La CISA estime que les acteurs malveillants ont compromis les pare-feux Cisco en exploitant les vulnérabilités CVE-2025-20333 et/ou CVE-2025-20362 début septembre dernier, avant la publication des correctifs destinés à combler ces failles. Dans l’exemple analysé par la CISA, le pirate a ensuite déployé le chargeur de shellcode LineViper pour installer un VPN que l’acteur malveillant pouvait utiliser pour accéder à tous les éléments de configuration du dispositif Firepower compromis, y compris les identifiants d’administration, les certificats et les clés privées. Ensuite, la porte dérobée Firestarter a été ajoutée et utilisée pour se connecter à un serveur de commande et de contrôle, si bien que la porte dérobée a pu persister même après l’application des correctifs. Tout cela s’est produit avant que les correctifs pour ces deux vulnérabilités ne soient publiés. Firestarter assure sa persistance en détectant les signaux de terminaison et en se relançant, ce qui lui permet de survivre aux mises à jour du firmware et aux redémarrages de l'appareil, sauf en cas de redémarrage forcé. « Le logiciel malveillant Firestarter met en évidence une faille majeure dans l’approche « patch and forget/patcher et oublier » qui caractérise la sécurité réseau moderne », a déclaré Rob Enderle, analyste IT chez Enderle Group. « Ce qui rend cette attaque particulièrement inhabituelle, c’est sa résilience technique et ses capacités anti-forensiques », a-t-il ajouté. « Le malware enregistre des fonctions de rappel pour les signaux de terminaison tels que SIGTERM ou SIGHUP et peut ainsi se relancer automatiquement si un administrateur tente de tuer le processus. Il s’enfonce profondément dans la mémoire virtuelle du moteur LINA pour s’accrocher à la bibliothèque standard C++, interceptant les requêtes WebVPN afin de déclencher sa charge utile. En utilisant le « time stomping » pour masquer la présence de ses fichiers et en redirigeant les erreurs vers /dev/null, il reste pratiquement invisible pour les outils de détection traditionnels. »

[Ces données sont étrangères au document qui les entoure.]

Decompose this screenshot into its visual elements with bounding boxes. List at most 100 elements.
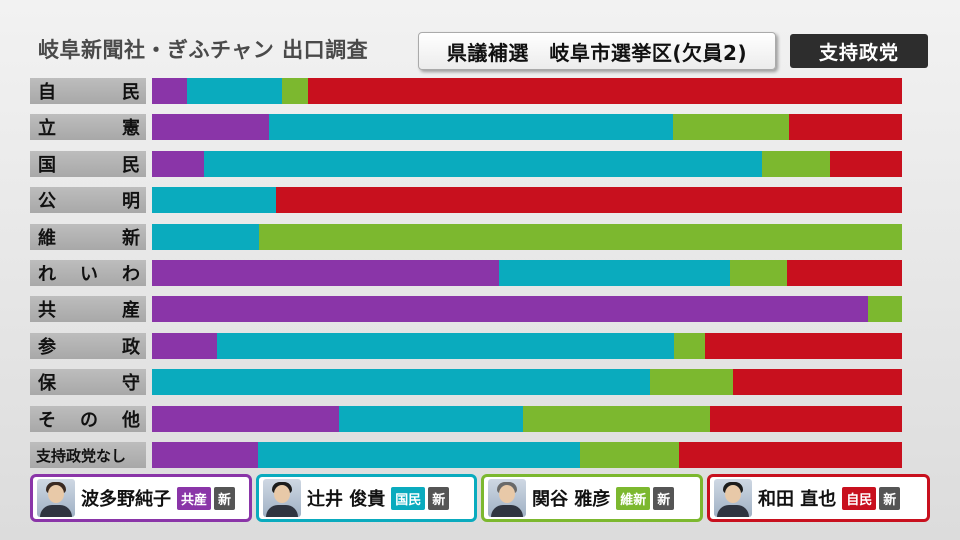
subject-label: 支持政党 (790, 34, 928, 68)
new-badge: 新 (879, 486, 901, 510)
category-label-char: 民 (122, 154, 140, 176)
avatar-body (40, 505, 72, 517)
bar-segment (152, 332, 217, 359)
chart-row: 国民 (30, 150, 902, 177)
bar-segment (281, 78, 308, 104)
category-label-char: 共 (38, 300, 56, 322)
chart-row: れいわ (30, 260, 902, 286)
bar-track (152, 442, 902, 468)
category-label-char: 自 (38, 82, 56, 103)
bar-segment (729, 260, 787, 286)
bar-segment (674, 332, 706, 359)
category-label: 保守 (30, 369, 146, 396)
election-title: 県議補選 岐阜市選挙区(欠員2) (418, 32, 776, 70)
candidate-avatar (714, 479, 752, 517)
category-label: 立憲 (30, 114, 146, 141)
category-label-char: 憲 (122, 118, 140, 140)
category-label: 公明 (30, 187, 146, 214)
category-label-char: 他 (122, 409, 140, 431)
bar-segment (152, 260, 500, 286)
avatar-face (48, 485, 64, 503)
chart-row: 共産 (30, 296, 902, 323)
bar-track (152, 405, 902, 432)
bar-segment (307, 78, 902, 104)
party-badge: 共産 (177, 486, 212, 510)
category-label-char: 守 (122, 373, 140, 395)
bar-segment (673, 114, 789, 141)
category-label-char: 民 (122, 82, 140, 103)
avatar-face (499, 485, 515, 503)
bar-segment (152, 78, 188, 104)
category-label-char: わ (122, 264, 140, 285)
category-label-char: 明 (122, 191, 140, 213)
source-title: 岐阜新聞社・ぎふチャン 出口調査 (38, 38, 369, 62)
bar-segment (152, 369, 650, 396)
bar-segment (733, 369, 902, 396)
avatar-body (491, 505, 523, 517)
party-badge: 自民 (842, 486, 877, 510)
bar-track (152, 114, 902, 141)
category-label: 国民 (30, 150, 146, 177)
bar-segment (650, 369, 734, 396)
category-label: 参政 (30, 332, 146, 359)
bar-segment (679, 442, 902, 468)
avatar-face (274, 485, 290, 503)
bar-segment (761, 150, 830, 177)
bar-segment (522, 405, 710, 432)
legend-candidate: 和田 直也 自民新 (707, 474, 930, 522)
bar-segment (152, 223, 260, 250)
bar-segment (152, 296, 868, 323)
bar-segment (580, 442, 680, 468)
new-badge: 新 (653, 486, 675, 510)
category-label: 自民 (30, 78, 146, 104)
bar-segment (338, 405, 523, 432)
bar-track (152, 78, 902, 104)
bar-segment (867, 296, 902, 323)
category-label-char: 産 (122, 300, 140, 322)
chart-row: 支持政党なし (30, 442, 902, 468)
legend-candidate: 関谷 雅彦 維新新 (481, 474, 703, 522)
candidate-name: 波多野純子 (81, 489, 171, 510)
category-label: その他 (30, 405, 146, 432)
bar-segment (259, 223, 902, 250)
avatar-body (717, 505, 749, 517)
bar-segment (788, 114, 902, 141)
category-label-char: 公 (38, 191, 56, 213)
avatar-body (266, 505, 298, 517)
bar-track (152, 187, 902, 214)
category-label-char: 立 (38, 118, 56, 140)
bar-segment (257, 442, 581, 468)
chart-row: その他 (30, 405, 902, 432)
bar-track (152, 332, 902, 359)
party-badge: 維新 (616, 486, 651, 510)
category-label: 維新 (30, 223, 146, 250)
bar-segment (152, 405, 339, 432)
category-label-char: 政 (122, 336, 140, 358)
candidate-name: 和田 直也 (758, 489, 837, 510)
bar-segment (705, 332, 902, 359)
candidate-avatar (263, 479, 301, 517)
chart-row: 自民 (30, 78, 902, 104)
avatar-face (725, 485, 741, 503)
legend-candidate: 辻井 俊貴 国民新 (256, 474, 477, 522)
chart-row: 参政 (30, 332, 902, 359)
chart-row: 維新 (30, 223, 902, 250)
new-badge: 新 (428, 486, 450, 510)
category-label-char: 支持政党なし (36, 446, 127, 465)
candidate-avatar (488, 479, 526, 517)
bar-segment (499, 260, 730, 286)
new-badge: 新 (214, 486, 236, 510)
bar-segment (710, 405, 902, 432)
bar-segment (152, 187, 276, 214)
bar-segment (269, 114, 674, 141)
bar-track (152, 260, 902, 286)
category-label-char: 参 (38, 336, 56, 358)
bar-segment (152, 442, 258, 468)
party-badge: 国民 (391, 486, 426, 510)
category-label-char: 維 (38, 227, 56, 249)
category-label-char: そ (38, 409, 56, 431)
bar-segment (152, 114, 269, 141)
bar-segment (786, 260, 902, 286)
category-label-char: の (80, 409, 98, 431)
chart-row: 公明 (30, 187, 902, 214)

Rob Enderle valide les recommandations de la CISA et de Cisco selon lesquelles, pour limiter les dégâts, un appareil infecté doit être physiquement déconnecté de toutes les sources d’alimentation, y compris les sources redondantes, pendant au moins une minute. Ce « redémarrage à froid » efface la mémoire volatile où réside le logiciel malveillant et perturbe sa persistance au démarrage. L’analyste suggère aussi aux administrateurs réseau de moderniser les contrôles d’administration en utilisant le protocole TACACS+ (Terminal Access Controller Access-Control System) sur TLS 1.3 pour le contrôle d’accès et l’authentification des utilisateurs aux périphériques réseau tels que les routeurs, les commutateurs et les pare-feux. « Comme TACACS+ utilise généralement un port TCP dédié, il faudra aussi mettre à jour les règles de pare-feu pour en tenir compte. Les matériels Cisco auront probablement besoin du correctif ISE 3.4 (ou version ultérieure) pour garantir que l'Identity Services Engine prenne en charge ce protocole. De même, il convient de consulter les recommandations des autres fournisseurs avant de passer à TACACS+ afin de garantir l'interopérabilité », a ajouté M. Enderle. Les administrateurs doivent également contrôler rigoureusement les comptes hérités, qui, selon lui, constituent souvent la voie la plus facile pour les acteurs malveillants, afin d'empêcher toute propagation latérale. Les appareils Cisco affectés par le malware Firestarter comprennent les pare-feux des séries Firepower 1000, 2100, 4100, 9300, 1200, 3100 et 4200, ainsi que les pare-feux Secure Firewall des séries 1200, 3100 et 4200.